Well, that brings us to the next bias.
Selection Bias
Selection bias is the bias introduced by the selection of individuals, groups, or data for analysis in such a way that the association between exposure and outcome among those selected for analysis differs from the association among those eligible.
The likelihood of publishing a book is low, yes, but among the 100% who try, there are many different people. Among them, there’s John in Chicago, who wrote a book, didn’t edit, and blindly sent it to agents; there’s also sixteen-year-old Emily in Brighton with a 250,000-word rom-com.
Chances are, the people you’re surrounded by are part of a different type of writer, people who have researched the process extensively, who are drafting their fifth books, and have been querying for longer periods of time. They’re writers who have put in the effort in their craft, tested what resonates with the industry, and persisted.
Don’t get me wrong, you’re among them. Every time you draft a better query letter and improve your pitch, your chances of landing that agent improve.
It makes sense that these people you’re mutuals with, who have put so much time and effort into this, are the ones finding success in publishing. You’re just not seeing everyone who falls behind.
Survivorship Bias
Survivorship bias, or survivor bias, is the logical error of concentrating on entities that passed a selection process while overlooking those that did not. This can lead to incorrect conclusions because of incomplete data.
People don’t post the failures. You’ll rarely see the repeated times people have shelved their books, faced a harsh rejection, or quit altogether from querying. Those posts get fewer likes and traction, and many writers are afraid of portraying themselves online as failures. The bias is amplified in the way social media pushes the wins.
This is especially true for agented authors. Being on submission can be very disheartening. Agents need to play into the hype of their new books when they submit to editors; if the author spends weeks announcing online that their book is on sub but no editor has picked it up yet, it creates a sense of “it wasn’t that good, then”. People have their books die on sub, they change agents, write another book, and try again.
Success isn’t always linear.
Not posting about this process is strategic. There’s a lot of rejection you will never see because agents strive to position their clients in the best light.
Unlike with landing an agent, you also won’t see a breakdown of how many rejections they receive and the final acceptance rate. A book deal is exclusively about the win.
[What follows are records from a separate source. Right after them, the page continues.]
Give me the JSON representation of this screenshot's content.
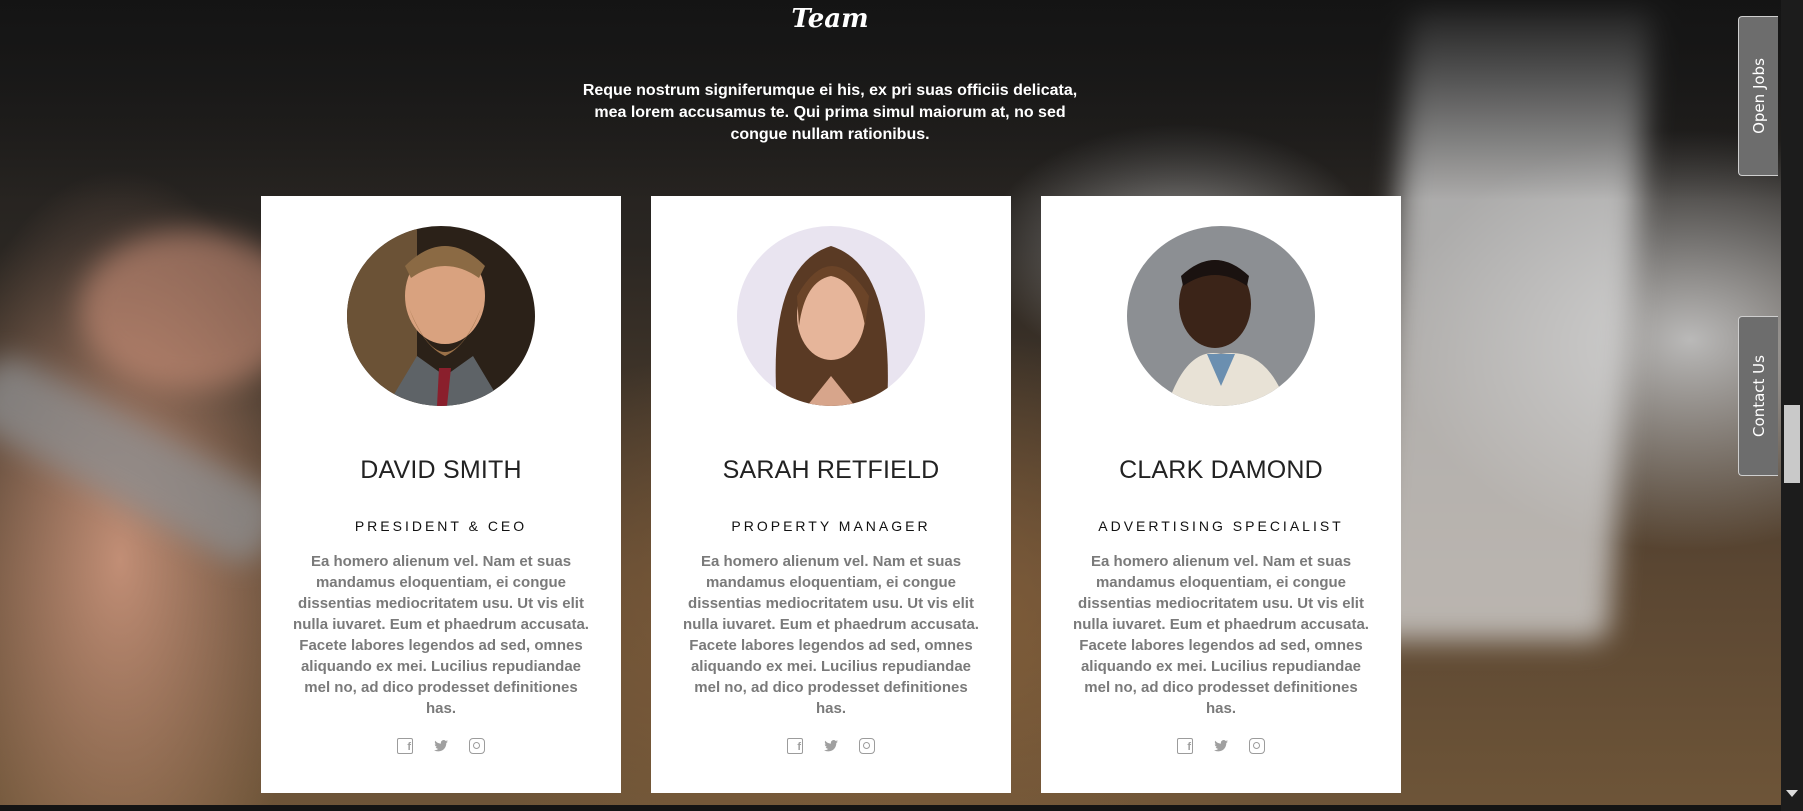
{
  "section": {
    "heading": "Team",
    "intro": "Reque nostrum signiferumque ei his, ex pri suas officiis delicata, mea lorem accusamus te. Qui prima simul maiorum at, no sed congue nullam rationibus."
  },
  "team": [
    {
      "name": "DAVID SMITH",
      "role": "PRESIDENT & CEO",
      "bio": "Ea homero alienum vel. Nam et suas mandamus eloquentiam, ei congue dissentias mediocritatem usu. Ut vis elit nulla iuvaret. Eum et phaedrum accusata. Facete labores legendos ad sed, omnes aliquando ex mei. Lucilius repudiandae mel no, ad dico prodesset definitiones has.",
      "social": [
        "facebook-icon",
        "twitter-icon",
        "instagram-icon"
      ]
    },
    {
      "name": "SARAH RETFIELD",
      "role": "PROPERTY MANAGER",
      "bio": "Ea homero alienum vel. Nam et suas mandamus eloquentiam, ei congue dissentias mediocritatem usu. Ut vis elit nulla iuvaret. Eum et phaedrum accusata. Facete labores legendos ad sed, omnes aliquando ex mei. Lucilius repudiandae mel no, ad dico prodesset definitiones has.",
      "social": [
        "facebook-icon",
        "twitter-icon",
        "instagram-icon"
      ]
    },
    {
      "name": "CLARK DAMOND",
      "role": "ADVERTISING SPECIALIST",
      "bio": "Ea homero alienum vel. Nam et suas mandamus eloquentiam, ei congue dissentias mediocritatem usu. Ut vis elit nulla iuvaret. Eum et phaedrum accusata. Facete labores legendos ad sed, omnes aliquando ex mei. Lucilius repudiandae mel no, ad dico prodesset definitiones has.",
      "social": [
        "facebook-icon",
        "twitter-icon",
        "instagram-icon"
      ]
    }
  ],
  "side_tabs": {
    "open_jobs": "Open Jobs",
    "contact_us": "Contact Us"
  },
  "colors": {
    "card_bg": "#ffffff",
    "tab_bg": "#6d6d6d",
    "bio_text": "#7a7a7a"
  }
}
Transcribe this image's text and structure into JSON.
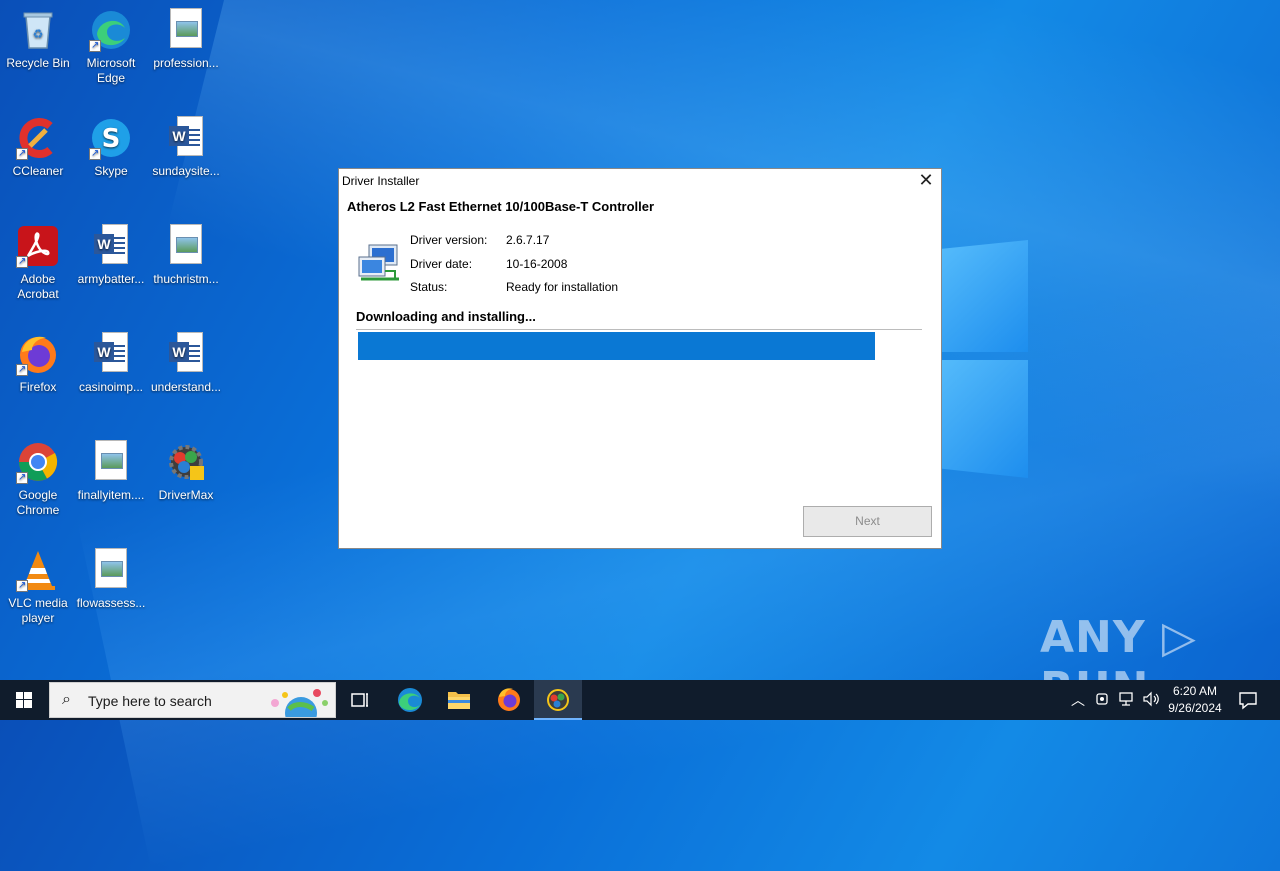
{
  "desktop": {
    "icons": [
      {
        "label": "Recycle Bin"
      },
      {
        "label": "Microsoft Edge"
      },
      {
        "label": "profession..."
      },
      {
        "label": "CCleaner"
      },
      {
        "label": "Skype"
      },
      {
        "label": "sundaysite..."
      },
      {
        "label": "Adobe Acrobat"
      },
      {
        "label": "armybatter..."
      },
      {
        "label": "thuchristm..."
      },
      {
        "label": "Firefox"
      },
      {
        "label": "casinoimp..."
      },
      {
        "label": "understand..."
      },
      {
        "label": "Google Chrome"
      },
      {
        "label": "finallyitem...."
      },
      {
        "label": "DriverMax"
      },
      {
        "label": "VLC media player"
      },
      {
        "label": "flowassess..."
      }
    ]
  },
  "dialog": {
    "title": "Driver Installer",
    "close_glyph": "✕",
    "heading": "Atheros L2 Fast Ethernet 10/100Base-T Controller",
    "version_label": "Driver version:",
    "version_value": "2.6.7.17",
    "date_label": "Driver date:",
    "date_value": "10-16-2008",
    "status_label": "Status:",
    "status_value": "Ready for installation",
    "progress_label": "Downloading and installing...",
    "progress_fraction": 0.92,
    "next_label": "Next",
    "progress_color": "#0a78d4"
  },
  "watermark": {
    "text": "ANY ▷ RUN"
  },
  "taskbar": {
    "search_placeholder": "Type here to search",
    "clock_time": "6:20 AM",
    "clock_date": "9/26/2024",
    "pinned": [
      "task-view",
      "edge",
      "file-explorer",
      "firefox",
      "drivermax"
    ]
  }
}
If there was an auction, pre-empt, or big deal, you’ll see those too, but they won’t tell you whether they sent it to 100 editors or 10.
There are also no posts about who was left behind. The people around you are what’s left. The ones who kept at it, held onto their motivation, and worked on improving. The group is made up of survivors. These survivors cluster together, provide feedback, and share advice. That’s why the likelihood of success tends to shift and creates the selection bias I’ve mentioned before.
The more you advance in the pipeline of traditional publishing, the fewer failures you’ll see.
Essentially, because you see 100% of the success but perhaps only 5% of the failures, you assume 20% or 50% of people who try are making it.
Where does success come from then?
Persistence is the biggest key factor. I don’t mean persistence as in sending the same thing over and over again. You learn to revise more, you create a group of people who provide invaluable feedback before you query, you query for longer than average while others give up along the way, and you submerge yourself in every bit of information about industry trends.
You’re only seeing success because you’ve become one of the persistent survivors surrounded by other survivors. Their efforts are finally paying off; yours will too.


This is a great reminder. I also remind myself that few of the people posting successes are my competitors. Most write in a different genre.
Thank you for sharing this. It’s a much needed reminder when my social media seems flooded with vague news everyday lol!